Sam’s Club excludes certain high-value items prone to theft from its Scan & Go app, including alcohol, tobacco, jewelry, pharmacy prescriptions and gift cards.

Technology also is rapidly evolving that can instantly corroborate items in a customer’s shopping basket with items paid for within the app before exiting the store, Crone said.

“Bluetooth low energy beacons installed in a store can interact with an app to verify payment,” he said, noting that most Walmarts and many other big-box merchants already have Bluetooth beacons installed to help customers navigate store aisles and locate merchandise via apps.

Retailers as a whole are shifting to embrace in-app payments, which could be the foundation for a move away from checkout lanes if more retailers evolve to apps that include technology for consumers to self-scan merchandise.

Two of the highest-profile examples of proprietary retailer apps enabling in-app payment within a store are Kohl’s Pay and CVS.

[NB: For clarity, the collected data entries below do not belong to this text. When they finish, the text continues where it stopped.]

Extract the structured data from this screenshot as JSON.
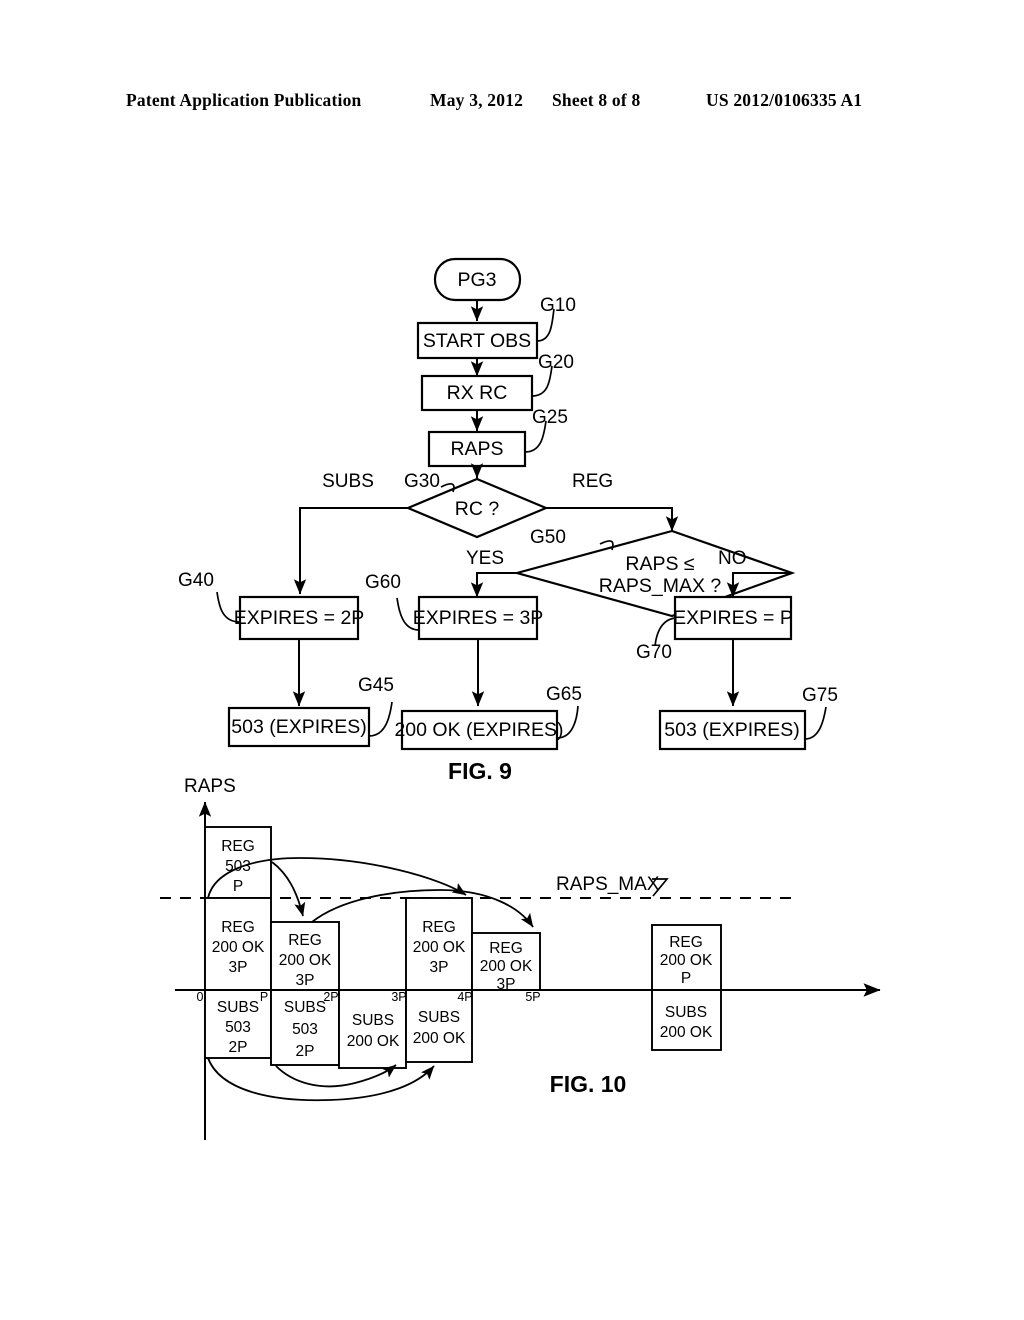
{
  "header": {
    "publication": "Patent Application Publication",
    "date": "May 3, 2012",
    "sheet": "Sheet 8 of 8",
    "number": "US 2012/0106335 A1"
  },
  "fig9": {
    "caption": "FIG. 9",
    "nodes": {
      "start": "PG3",
      "start_obs": "START OBS",
      "rx_rc": "RX RC",
      "raps": "RAPS",
      "decision_rc": "RC ?",
      "decision_raps_l1": "RAPS ≤",
      "decision_raps_l2": "RAPS_MAX ?",
      "expires_2p": "EXPIRES = 2P",
      "expires_3p": "EXPIRES = 3P",
      "expires_p": "EXPIRES = P",
      "resp_503_left": "503 (EXPIRES)",
      "resp_200ok": "200 OK (EXPIRES)",
      "resp_503_right": "503 (EXPIRES)"
    },
    "refs": {
      "g10": "G10",
      "g20": "G20",
      "g25": "G25",
      "g30": "G30",
      "g40": "G40",
      "g45": "G45",
      "g50": "G50",
      "g60": "G60",
      "g65": "G65",
      "g70": "G70",
      "g75": "G75"
    },
    "edge_labels": {
      "subs": "SUBS",
      "reg": "REG",
      "yes": "YES",
      "no": "NO"
    }
  },
  "fig10": {
    "caption": "FIG. 10",
    "axis": {
      "y_label": "RAPS",
      "threshold_label": "RAPS_MAX",
      "x_ticks": [
        "0",
        "P",
        "2P",
        "3P",
        "4P",
        "5P"
      ]
    },
    "blocks": [
      {
        "id": "b1",
        "above_top": {
          "l1": "REG",
          "l2": "503",
          "l3": "P"
        },
        "above_bottom": {
          "l1": "REG",
          "l2": "200 OK",
          "l3": "3P"
        },
        "below": {
          "l1": "SUBS",
          "l2": "503",
          "l3": "2P"
        }
      },
      {
        "id": "b2",
        "above_bottom": {
          "l1": "REG",
          "l2": "200 OK",
          "l3": "3P"
        },
        "below": {
          "l1": "SUBS",
          "l2": "503",
          "l3": "2P"
        }
      },
      {
        "id": "b3",
        "below": {
          "l1": "SUBS",
          "l2": "200 OK"
        }
      },
      {
        "id": "b4",
        "above_bottom": {
          "l1": "REG",
          "l2": "200 OK",
          "l3": "3P"
        },
        "below": {
          "l1": "SUBS",
          "l2": "200 OK"
        }
      },
      {
        "id": "b5",
        "above_bottom": {
          "l1": "REG",
          "l2": "200 OK",
          "l3": "3P"
        }
      },
      {
        "id": "b6",
        "above_bottom": {
          "l1": "REG",
          "l2": "200 OK",
          "l3": "P"
        },
        "below": {
          "l1": "SUBS",
          "l2": "200 OK"
        }
      }
    ]
  }
}
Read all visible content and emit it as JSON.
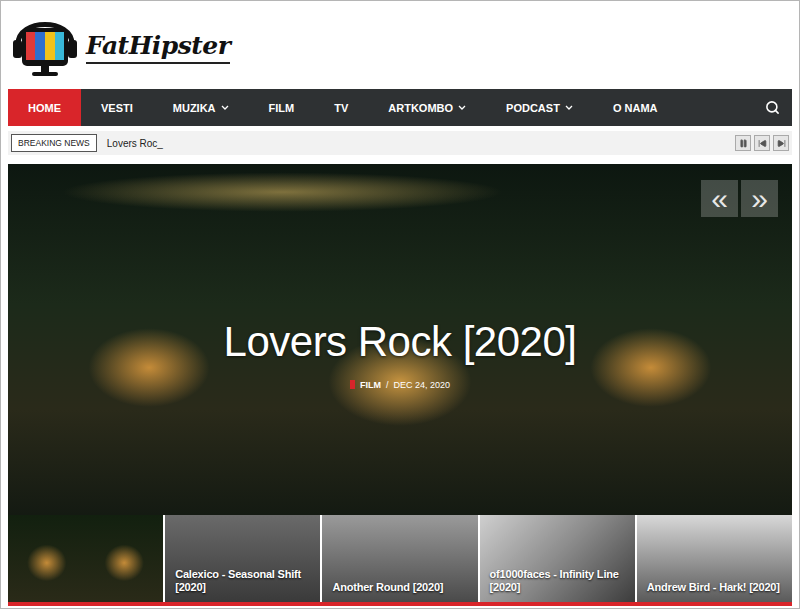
{
  "site": {
    "logo": "FatHipster"
  },
  "nav": {
    "items": [
      {
        "label": "HOME",
        "selected": true,
        "dropdown": false
      },
      {
        "label": "VESTI",
        "selected": false,
        "dropdown": false
      },
      {
        "label": "MUZIKA",
        "selected": false,
        "dropdown": true
      },
      {
        "label": "FILM",
        "selected": false,
        "dropdown": false
      },
      {
        "label": "TV",
        "selected": false,
        "dropdown": false
      },
      {
        "label": "ARTKOMBO",
        "selected": false,
        "dropdown": true
      },
      {
        "label": "PODCAST",
        "selected": false,
        "dropdown": true
      },
      {
        "label": "O NAMA",
        "selected": false,
        "dropdown": false
      }
    ]
  },
  "ticker": {
    "label": "BREAKING NEWS",
    "text": "Lovers Roc_"
  },
  "hero": {
    "title": "Lovers Rock [2020]",
    "category": "FILM",
    "separator": "/",
    "date": "DEC 24, 2020",
    "prev": "«",
    "next": "»"
  },
  "thumbnails": [
    {
      "selected": true
    },
    {
      "title": "Calexico - Seasonal Shift [2020]",
      "selected": false
    },
    {
      "title": "Another Round [2020]",
      "selected": false
    },
    {
      "title": "of1000faces - Infinity Line [2020]",
      "selected": false
    },
    {
      "title": "Andrew Bird - Hark! [2020]",
      "selected": false
    }
  ]
}
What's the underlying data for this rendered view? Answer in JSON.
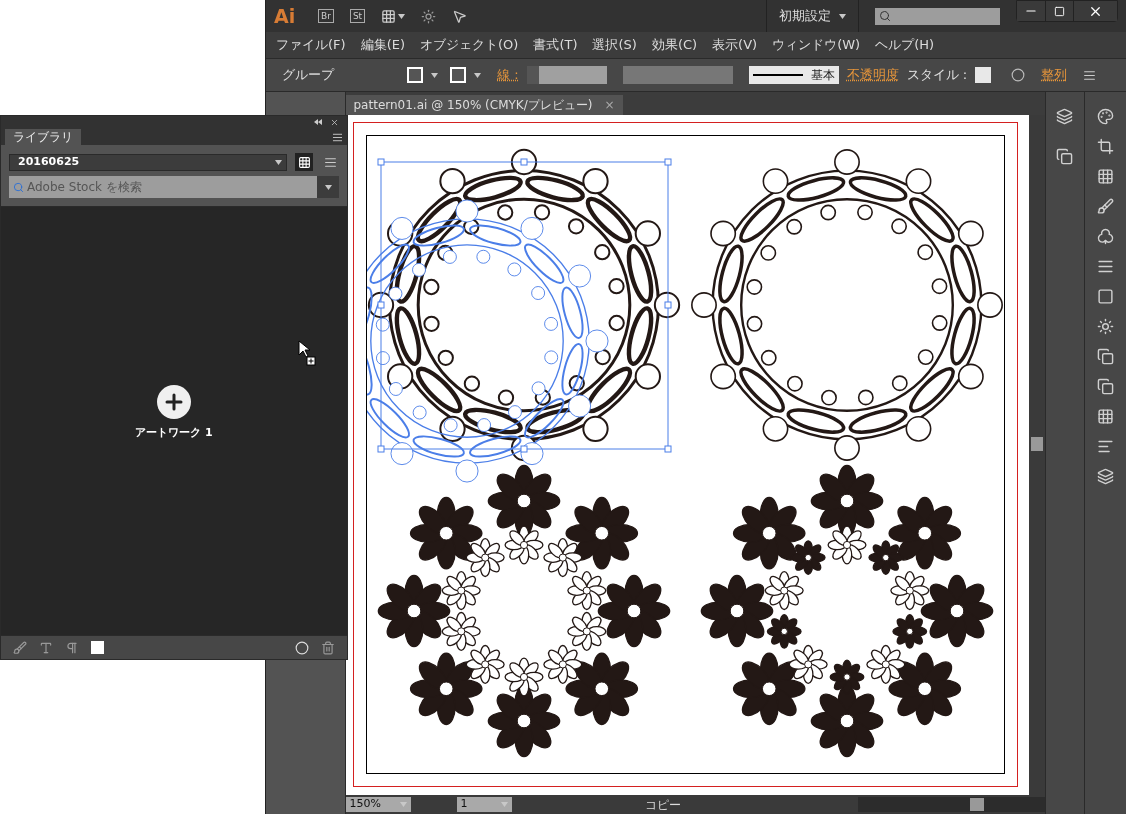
{
  "app": {
    "logo": "Ai",
    "bridge": "Br",
    "stock": "St",
    "workspace": "初期設定"
  },
  "menus": [
    "ファイル(F)",
    "編集(E)",
    "オブジェクト(O)",
    "書式(T)",
    "選択(S)",
    "効果(C)",
    "表示(V)",
    "ウィンドウ(W)",
    "ヘルプ(H)"
  ],
  "control_bar": {
    "selection": "グループ",
    "stroke_label": "線 :",
    "stroke_profile": "基本",
    "opacity": "不透明度",
    "style_label": "スタイル :",
    "align": "整列"
  },
  "document_tab": {
    "title": "pattern01.ai @ 150% (CMYK/プレビュー)",
    "close": "×"
  },
  "status_bar": {
    "zoom": "150%",
    "artboard": "1",
    "status": "コピー"
  },
  "library": {
    "tab": "ライブラリ",
    "library_name": "20160625",
    "view_modes": [
      {
        "kind": "grid",
        "selected": true
      },
      {
        "kind": "list",
        "selected": false
      }
    ],
    "search_placeholder": "Adobe Stock を検索",
    "drop_item": "アートワーク 1"
  }
}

Starbucks recently reported that 7% to 10% of transactions are mobile order and pay, and Crone estimates that if current trends continue, more than half of all Starbucks orders could be mobile within five or six years.

When more than half of customers are ordering and paying through mobile devices, the space stores devoted to checking out will likely shrink, Crone said. “Starbucks and some other stores where you’re used to seeing lines will look more like the Apple Store, where people are walking in to pick up merchandise and paying in-app.”

Bentonville, Ark.-based tested a product scan-only version of the app a few years ago in some Walmart stores in 2013 before discontinuing it.

Walmart has not indicated whether it plans to expand Scan & Go to its 4,600 Walmart stores. "From an overall company perspective, it's early in the rollout of the app for Sam's Club, but as with all technology and innovation, the entire company will learn from it," the spokesperson said.